Take a Break

Take a Break

Take a Break


A few years ago this column looked at the topic (Article #33), relative to the healing of and recovery from injuries. I would now like to look at the importance of rest relative to the prevention of injury.

Last week I had the privilege of accompanying John Itati, an elite runner from Kenya, to the Enders Road Elementary School in Manlius, where he spoke to a group of 4th graders two days before the Syracuse Festival of Races. John, who would go on to win the men’s 5k in a course record time of 13:27, shared with the young students his running history, his training and diet strategies, and most important, his genuine love for his sport. He then graciously answered a multitude of questions (“My father runs 45 miles per hour; can you run that fast?”) that entertained, educated, and encouraged the students.
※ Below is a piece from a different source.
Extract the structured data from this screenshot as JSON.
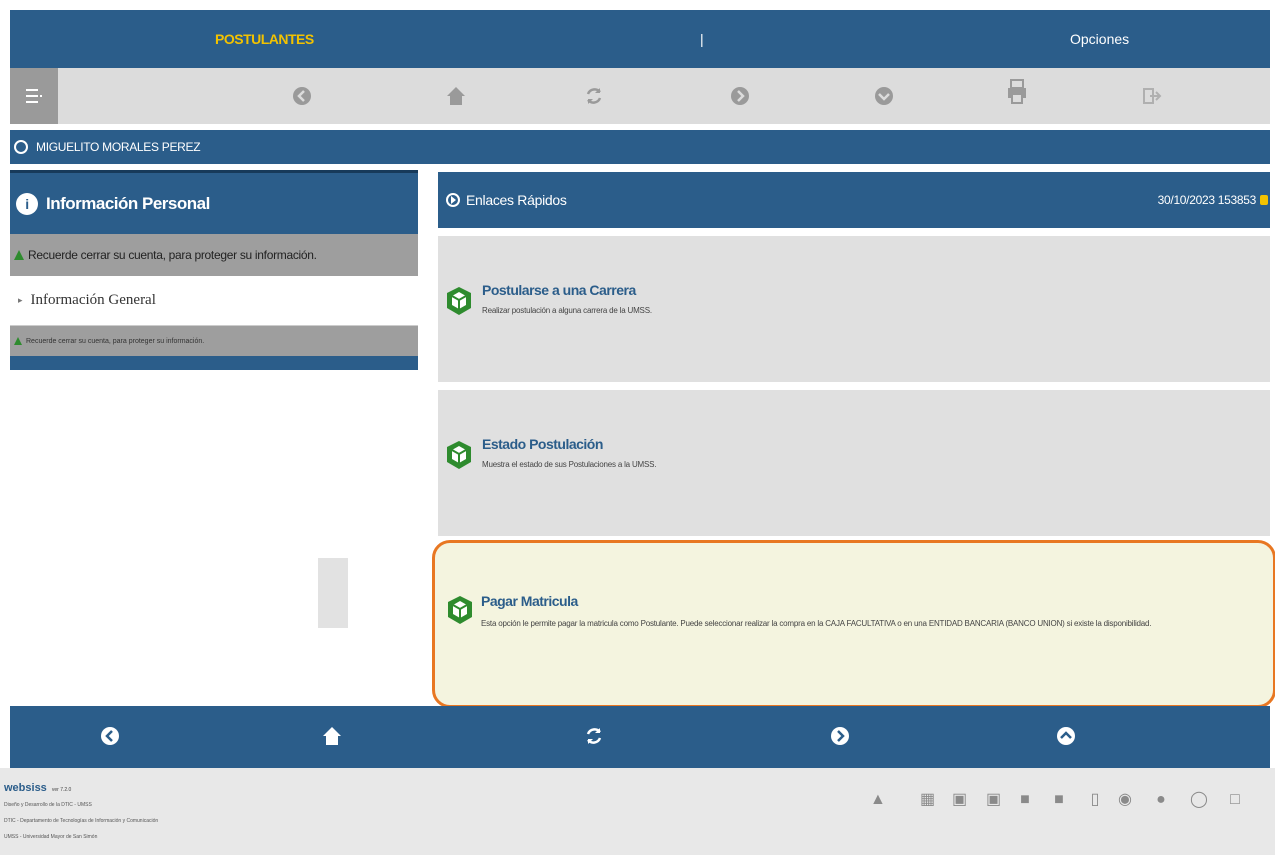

The students, though, weren’t the only ones who had the opportunity to learn from this exceptional runner. To my delight, I had John all to myself during the 20 minute drive to and from the school, during which I peppered him with all sorts of queries, ranging from his training regimen to his racing schedule. One area of particular interest to me pertained to the subject of rest. I told John that I remembered reading a few years ago that the Kenyan runners were known for taking an entire month off – as in, no running at all – following the fall racing season. I asked him if this was true, half expecting him to laugh and inform me that it was a bit of an exaggeration, but instead he responded, “Absolutely! You must do this if you wish to avoid becoming stale, or worse, injured.” He went on to say that after four weeks rest, the Kenyans resume training (“starting from zero”) with a very gradual increase in distance and intensity, as if novice runners. And no, he said, they have no concern that this extended period of inactivity will in any way adversely affect their overall fitness or performance come racing season. Just the opposite, he said – “We’re fresh and ready to go.”

I explained to John that, given the difficulty I have when trying to get runners here to take a break when injured, I can’t imagine being able to convince them that a regularly self-imposed moratorium might be beneficial over the long term. (Of course, first I have to convince myself…) Part of the problem is the lack of direct evidence to support the notion that a prolonged rest period lowers one’s risk of injury. If we look at what is known about exercise physiology and injuries, however, we can reasonably draw some conclusions that would bolster this concept.

For example, most investigators agree that hard training and racing causes some degree of damage to muscle tissue. The exact nature of this injury, as well as the consequences over the long term, are still being debated in the medical literature, but there is fairly convincing evidence that significant changes occur in muscle tissue on the cellular level. If those changes are positive ones – i.e., the body adapts to the stress applied by making the muscle stronger or increasing its endurance capabilities – we call that the training effect. But if the damage is too great, and if the stress to the muscle tissue continues daily without a break to allow for repair, we then see a negative result, with strength and stamina decreasing. We also know that in cases of acute injury to muscle the typical healing time generally ranges from three to six weeks. The time frame for healing of more chronic muscle damage is less certain, but probably falls close to that.

Add these facts together and it should be more acceptable that the Kenyans’ approach to hard training, racing, and resting makes good scientific sense. But even if the science is a bit controversial, they’re the best in the world; you want to argue with them?